Evaluate the line integral $\int_cy^4\ dx+2xy^3\ dy$ where $C$ is the ellipse $x^2+2y^2=2$.
My attempt:
First, I need Green's Theorem:
$\int_cP\ dx+Q\ dy = \int\int_D\big(\frac{\partial{Q}}{\partial{x}}-\frac{\partial{P}}{\partial{y}}\big)\ dA$ where $C$ is a positively oriented, smooth, closed curve and let $D$ be the region bound by $C$ in the plane.
Therefore, my region $D$ is the ellipse $\frac{x^2}{(\sqrt{2})^2}+y^2=1$. My bounds for $D$ would then be $-\sqrt{2}\leq x \leq \sqrt{2},\space and \space 0\leq y \leq\sqrt{1-\frac{x^2}{2}}$.
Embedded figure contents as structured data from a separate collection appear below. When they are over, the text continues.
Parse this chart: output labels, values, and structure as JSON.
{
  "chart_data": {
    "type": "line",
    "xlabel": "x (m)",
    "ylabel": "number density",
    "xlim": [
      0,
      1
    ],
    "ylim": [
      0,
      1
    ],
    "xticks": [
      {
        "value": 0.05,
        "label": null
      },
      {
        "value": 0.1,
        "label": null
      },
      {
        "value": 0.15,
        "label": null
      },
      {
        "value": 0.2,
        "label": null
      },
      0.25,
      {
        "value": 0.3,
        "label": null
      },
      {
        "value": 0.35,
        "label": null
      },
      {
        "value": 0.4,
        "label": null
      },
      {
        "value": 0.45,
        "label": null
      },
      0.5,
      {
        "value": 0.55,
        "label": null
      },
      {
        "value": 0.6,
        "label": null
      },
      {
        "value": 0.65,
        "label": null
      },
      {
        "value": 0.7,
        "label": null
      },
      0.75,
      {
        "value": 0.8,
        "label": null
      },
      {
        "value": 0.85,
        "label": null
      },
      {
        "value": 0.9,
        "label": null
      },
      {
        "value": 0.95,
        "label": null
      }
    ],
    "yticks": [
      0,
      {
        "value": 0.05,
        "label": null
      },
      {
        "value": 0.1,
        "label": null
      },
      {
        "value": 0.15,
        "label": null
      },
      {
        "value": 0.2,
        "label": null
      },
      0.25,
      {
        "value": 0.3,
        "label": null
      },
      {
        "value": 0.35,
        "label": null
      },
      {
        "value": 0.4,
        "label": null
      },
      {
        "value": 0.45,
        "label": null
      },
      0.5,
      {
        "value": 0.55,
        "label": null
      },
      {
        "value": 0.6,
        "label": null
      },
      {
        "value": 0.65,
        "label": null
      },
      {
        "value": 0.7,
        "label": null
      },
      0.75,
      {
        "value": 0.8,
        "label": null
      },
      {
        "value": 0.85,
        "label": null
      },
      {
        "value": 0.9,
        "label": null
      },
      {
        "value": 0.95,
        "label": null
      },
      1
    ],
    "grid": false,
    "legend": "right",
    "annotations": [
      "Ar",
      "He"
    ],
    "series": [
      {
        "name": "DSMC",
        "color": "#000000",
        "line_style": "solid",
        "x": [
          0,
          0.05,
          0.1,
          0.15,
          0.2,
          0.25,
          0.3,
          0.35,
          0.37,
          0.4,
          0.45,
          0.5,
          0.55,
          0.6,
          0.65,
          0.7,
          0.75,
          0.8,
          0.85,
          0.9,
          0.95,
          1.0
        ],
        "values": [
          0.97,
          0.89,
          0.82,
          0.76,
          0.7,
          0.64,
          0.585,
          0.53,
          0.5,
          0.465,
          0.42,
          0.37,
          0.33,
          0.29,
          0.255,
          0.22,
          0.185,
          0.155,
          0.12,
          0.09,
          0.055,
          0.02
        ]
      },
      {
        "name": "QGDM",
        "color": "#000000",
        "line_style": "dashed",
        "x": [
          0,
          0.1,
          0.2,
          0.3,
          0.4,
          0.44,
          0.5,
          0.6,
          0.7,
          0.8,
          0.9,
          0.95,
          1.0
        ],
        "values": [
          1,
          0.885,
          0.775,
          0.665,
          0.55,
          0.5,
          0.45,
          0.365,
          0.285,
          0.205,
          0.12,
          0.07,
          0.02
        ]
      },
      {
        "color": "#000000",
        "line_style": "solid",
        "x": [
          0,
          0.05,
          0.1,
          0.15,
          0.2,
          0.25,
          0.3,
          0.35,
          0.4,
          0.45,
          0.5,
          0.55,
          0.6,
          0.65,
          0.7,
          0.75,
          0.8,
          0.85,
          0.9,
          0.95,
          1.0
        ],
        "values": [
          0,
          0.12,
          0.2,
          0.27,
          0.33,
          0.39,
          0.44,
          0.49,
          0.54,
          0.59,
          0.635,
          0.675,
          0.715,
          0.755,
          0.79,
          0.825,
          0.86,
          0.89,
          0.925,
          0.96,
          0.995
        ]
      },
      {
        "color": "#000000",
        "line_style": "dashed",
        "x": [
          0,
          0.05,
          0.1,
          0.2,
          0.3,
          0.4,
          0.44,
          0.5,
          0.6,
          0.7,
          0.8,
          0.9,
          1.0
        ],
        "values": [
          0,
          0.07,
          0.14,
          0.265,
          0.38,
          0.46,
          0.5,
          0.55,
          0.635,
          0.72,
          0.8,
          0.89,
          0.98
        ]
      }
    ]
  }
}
I realize though that this is only the upper half of the ellipse, so I multiply my integral by $2$ $\therefore$
$$2\int_{-\sqrt{2}}^{\sqrt{2}}\int_0^{\sqrt{1-\frac{x^2}{2}}}-2y^3\ dy\ dx$$
However, after evaluating this integral, my result is $\frac{22\sqrt{2}}{15}$ when it should be $0$. Is it incorrect to multiply the integral by $2$ when I should instead be integrating in the $y$ direction from $$-{\sqrt{1-\frac{x^2}{2}}}\leq y \leq{\sqrt{1-\frac{x^2}{2}}}$$
Best Answer
You decided to use Green's theorem to compute the given line integral $J$, and arrived at $$J=\int_D-2y^3\>{\rm d}(x,y)\ ,\tag{1}$$ where $D:=\{(x,y)\,|\,x^2+2y^2\leq2\}$ is the elliptical disc bounded by $C$. Now the integral $(1)$ is $=0$ by symmetry since $D$ is symmetric with respect to the $x$-axis, and the integrand $-2y^3$ is an odd function of $y$.
You can replace $\int_{-b}^b f(y)\>dy\ $ by $\ 2\int_0^b f(y)\>dy$ only if $f$ is an even function of $y$.